Un Anglais vient d’exécuter d’une manière neuve et originale le vol de grand chemin. Il a volé le grand chemin même.

Le docteur Delawoy, propriétaire du château de Cambden-Town, avait une cour à faire paver. Il a fait enlever par ses gens les pavés de la grand’route, dont il s’est servi pour sa cour.

Eh bien! si j’étais juré, je n’oserais pas condamner cet homme, qui a fait la seule chose neuve qui se soit faite depuis longtemps.

Beaucoup de gens se trompent ou feignent de se tromper sur l’esprit français: ils croient les Français indépendants, ennemis de tout joug, de toute autorité; ils se trompent grossièrement.
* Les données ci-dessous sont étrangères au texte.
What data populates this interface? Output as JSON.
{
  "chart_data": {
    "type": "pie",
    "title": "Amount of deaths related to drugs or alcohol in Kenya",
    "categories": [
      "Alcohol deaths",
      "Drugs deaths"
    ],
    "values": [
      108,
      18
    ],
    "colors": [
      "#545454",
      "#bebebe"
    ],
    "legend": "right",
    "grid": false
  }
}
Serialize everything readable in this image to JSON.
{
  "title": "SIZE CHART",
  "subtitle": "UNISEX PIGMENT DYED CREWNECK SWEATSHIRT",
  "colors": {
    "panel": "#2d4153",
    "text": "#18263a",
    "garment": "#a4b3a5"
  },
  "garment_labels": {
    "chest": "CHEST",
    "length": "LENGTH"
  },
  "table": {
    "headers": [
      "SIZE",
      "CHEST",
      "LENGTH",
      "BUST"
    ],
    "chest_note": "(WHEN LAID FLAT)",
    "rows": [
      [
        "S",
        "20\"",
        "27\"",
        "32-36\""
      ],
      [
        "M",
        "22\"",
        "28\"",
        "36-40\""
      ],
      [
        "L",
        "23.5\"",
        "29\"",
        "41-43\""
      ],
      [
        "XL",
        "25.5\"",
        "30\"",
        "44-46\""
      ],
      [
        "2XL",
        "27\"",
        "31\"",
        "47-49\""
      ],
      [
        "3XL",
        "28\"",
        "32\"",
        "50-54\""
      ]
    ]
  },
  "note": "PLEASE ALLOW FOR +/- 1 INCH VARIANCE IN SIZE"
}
Le Français est vain et fanfaron; il aime à taquiner et à braver l’autorité, mais non à la renverser. Que diable taquinerait-il après? Il aime à faire des émeutes, et il est fort étonné lorsque, dans la bagarre, il a fait sans s’en douter une révolution au profit de quelques ambitieux. Une partie de l’amour si célèbre des Français pour leurs rois vient du plaisir qu’ils ont trouvé de tout temps à faire des chansons contre eux; c’est ce qui explique la faveur dont jouit tout homme qui a des démêlés avec la police. Les grands citoyens, les hommes dits éclairés, partagent ce sentiment, l’échauffent, l’exaltent, et finissent quelquefois par en faire quelque chose d’extrêmement saugrenu. Il est excellent pour la popularité d’un homme qu’il ait été un peu sur les bancs de la police correctionnelle. Cela s’appelle persécution ou martyre, selon les articles du Code qui l’ont prévu, et l’appellent autrement.

Dernièrement un cocher de cabriolet s’est trouvé en contravention: des agents de police ont dressé un procès-verbal. C’était, il faut l’avouer, attenter à la liberté du citoyen cocher auquel il plaisait d’être en contravention. Mais il faut dire aussi que la liberté du citoyen cocher pouvait attenter à la liberté des citoyens piétons auxquels il plairait de n’être pas écrasés. Le cocher battit les sergents de ville et en blessa un grièvement. Un procès s’ensuivit. Le cocher fut condamné à des frais, qui mangèrent son cheval et son cabriolet.

M. Laffitte intervint et fit présent audit cocher d’un autre cheval et d’un autre cabriolet.

On ne lit guère en France; mais en revanche tout le monde écrit. La littérature présente un peu en ce moment le triste aspect d’un théâtre sans spectateurs.

Ceux qui ne font ni romans ni pièces de théâtre trouvent moyen d’écrire encore sous prétexte de critiquer les ouvrages des autres.